Chris Boardman has heralded the UK Government's £2bn investment in cycling as unprecedented, saying "'we have never seen anything like this before".
The former Olympian and current Cycling and Walking Commissioner for Greater Manchester says the steps being taken will help solve short-term issues and will hopefully pave the way for longer-term problems to also be dealt with.
The UK Government said they will provide £2bn to create pop-up bike lanes, wider pavements, safer junctions, and cycle and bus-only corridors within weeks as part of new funding to support safe transport during the coronavirus pandemic.
Vouchers will also be issued to help people pay for bike repairs and plans are being developed to make more bike fixing facilities available.
"More important than cash, the government has given cycling as a mode of transport a new status, not for ideological reasons but for practical ones, it’s the most logical solution to short-term problems and then, if we choose, it’ll help us tackle long-term ones," Boardman told Cycling Weekly.

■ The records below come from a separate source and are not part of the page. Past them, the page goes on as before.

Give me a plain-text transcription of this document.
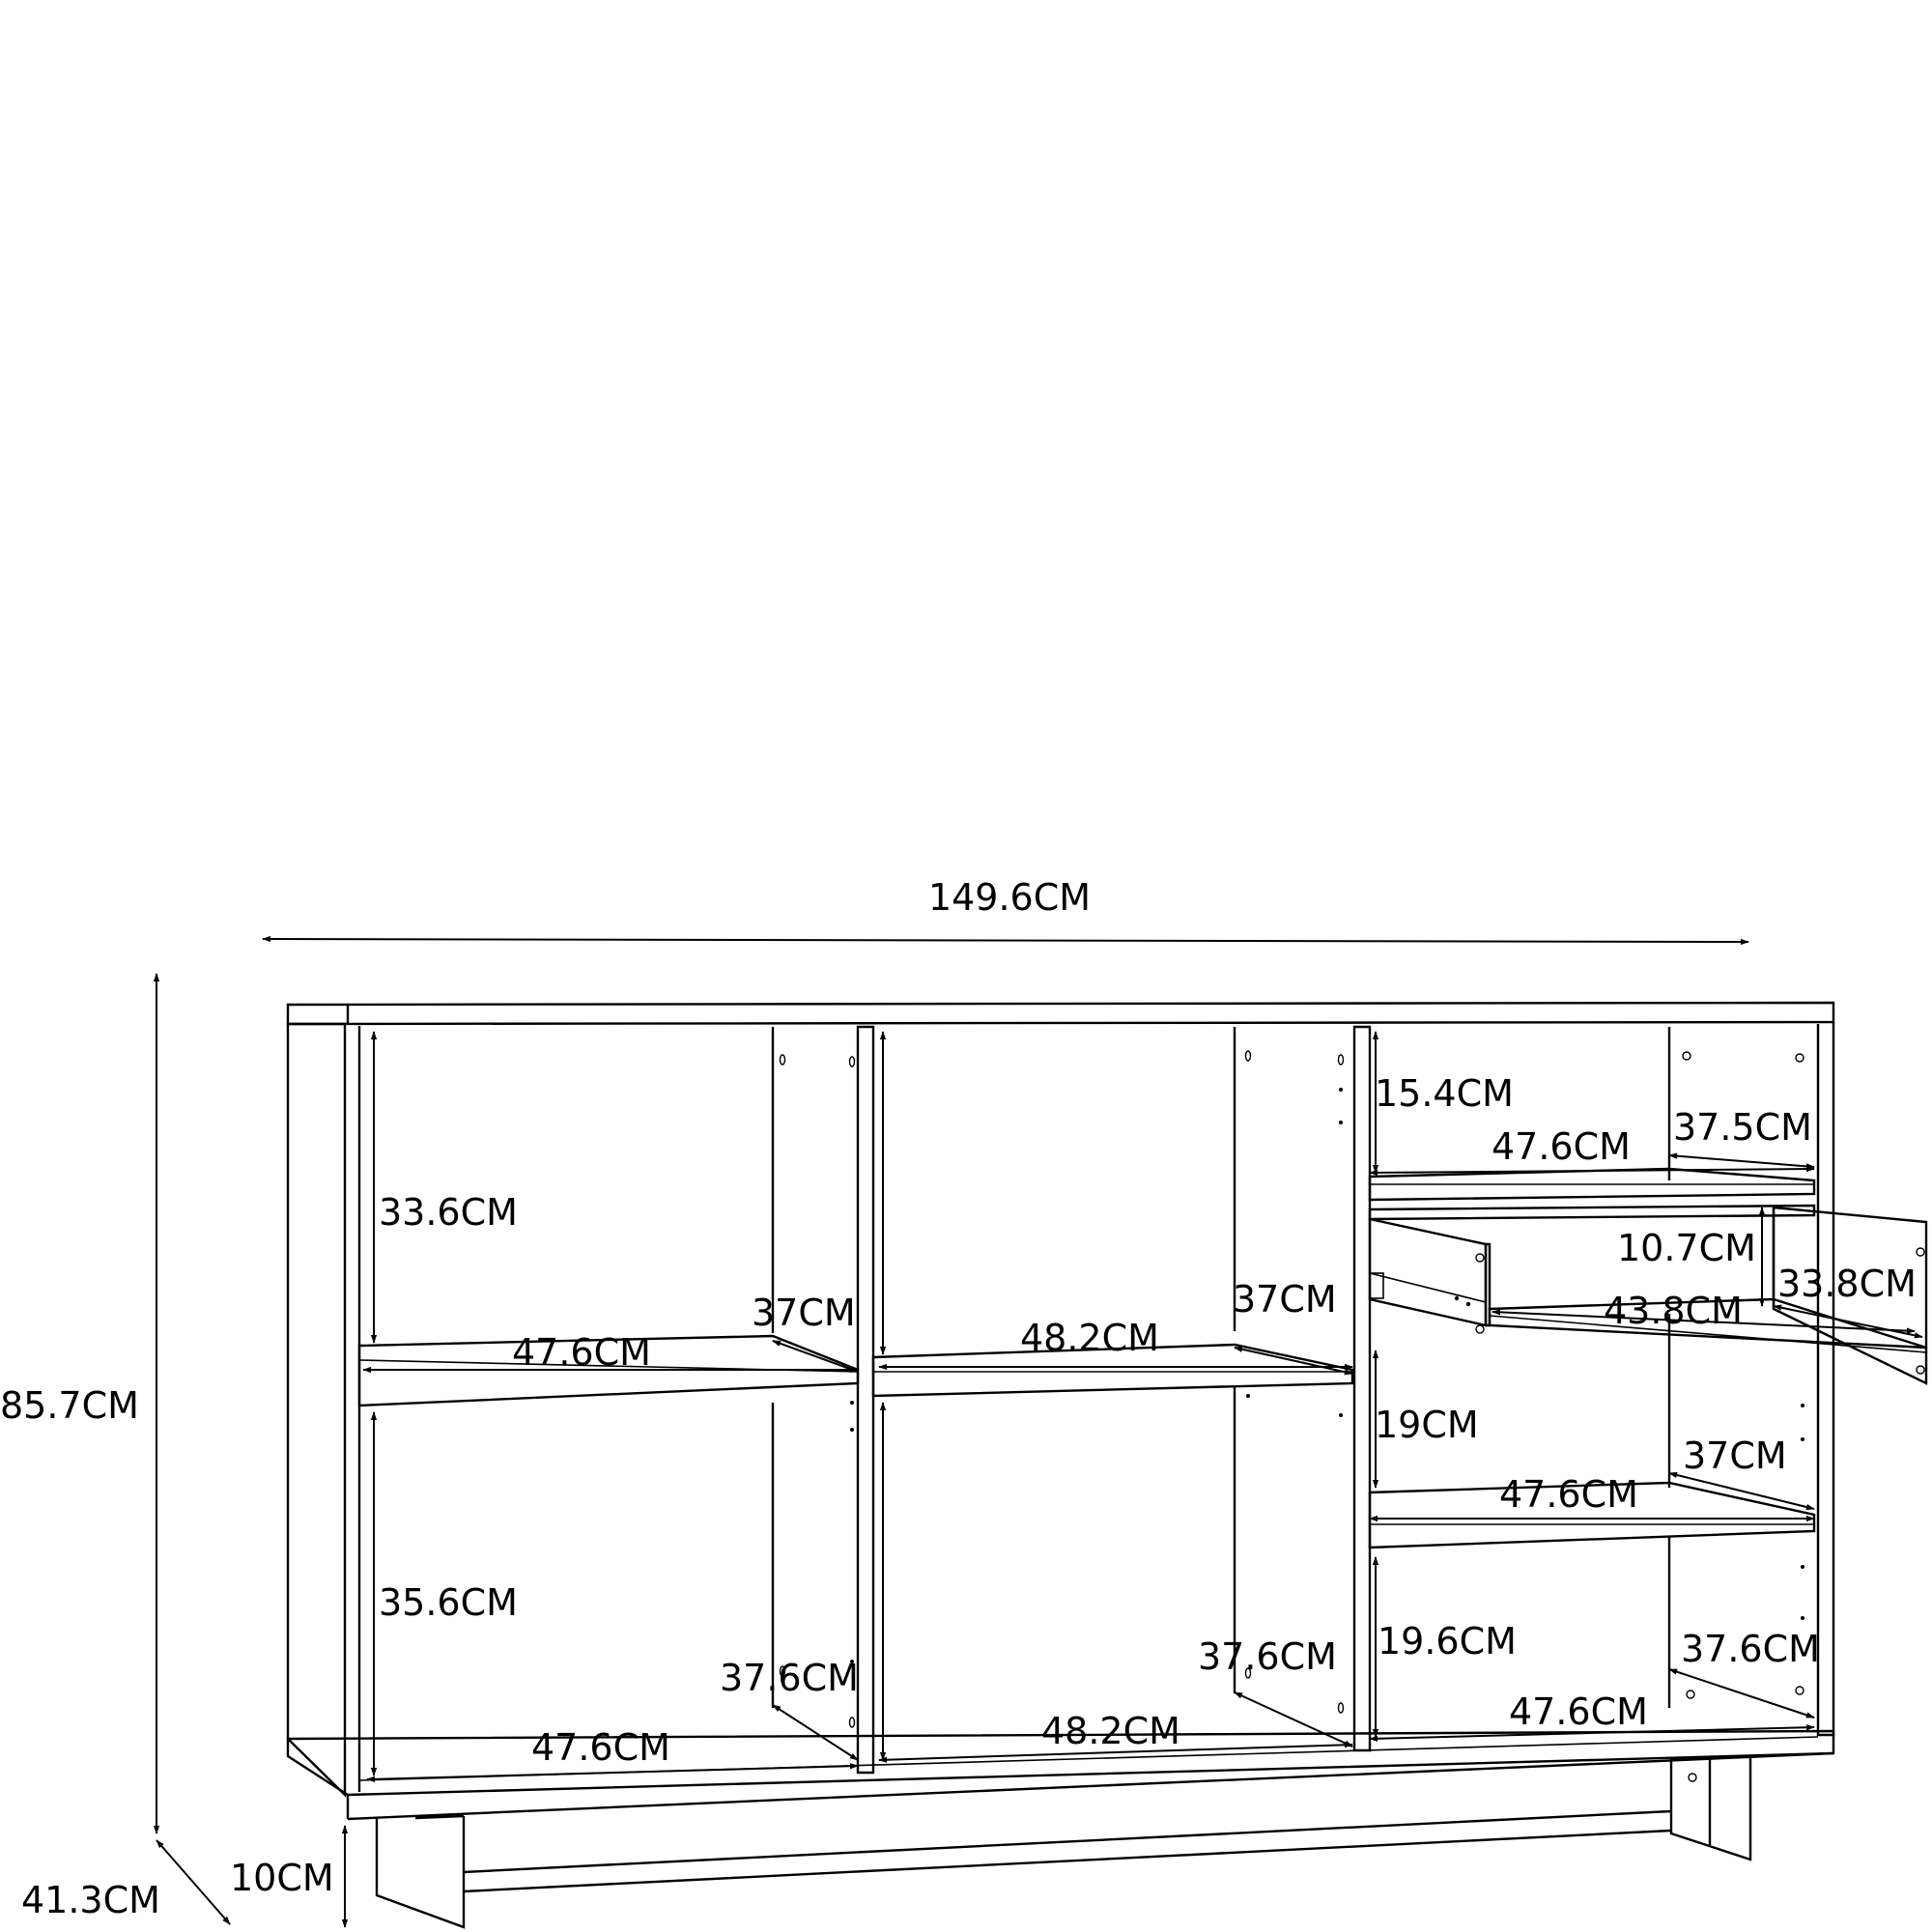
149.6CM
85.7CM
41.3CM
10CM
33.6CM
47.6CM
37CM
35.6CM
47.6CM
37.6CM
48.2CM
37CM
48.2CM
37.6CM
15.4CM
47.6CM 37.5CM
10.7CM
43.8CM
33.8CM
19CM
47.6CM
37CM
19.6CM
47.6CM
37.6CM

Alongside the investment, fast-tracked statutory guidance was published, effective immediately, which will tell councils to reallocate road space for significantly-increased numbers of cyclists and pedestrians.
"Wording in the announcement was strong, unequivocal and backed up by legislation with similarly clear wording for councils. We have never seen anything like this before, it is a step-change in the Government’s position that should not be underestimated," Boardman added.
These attempts to increase the number of people able to complete journeys either on foot or by bike are hoped to help support road, bus and rail networks, with public transport capacity to set to be restricted amid social distancing measures.
"The country, in fact, the world, has an opportunity to make a change for the better and it’s starting to look like we might just take it," Boardman said.
Transport Secretary, Grant Shapps, made the announcement on Saturday May 9, saying: "During this crisis, millions of people have discovered cycling – whether for exercise or as a means of safe, socially-distanced transport. While there is no change to the ‘stay at home’ message today, when the country does get back to work we need those people to stay on their bikes and be joined by many more.
"Otherwise, with public transport’s capacity severely restricted at this time, our trains and buses could become overcrowded and our roads gridlocked – holding up emergency services, critical workers and vital supplies."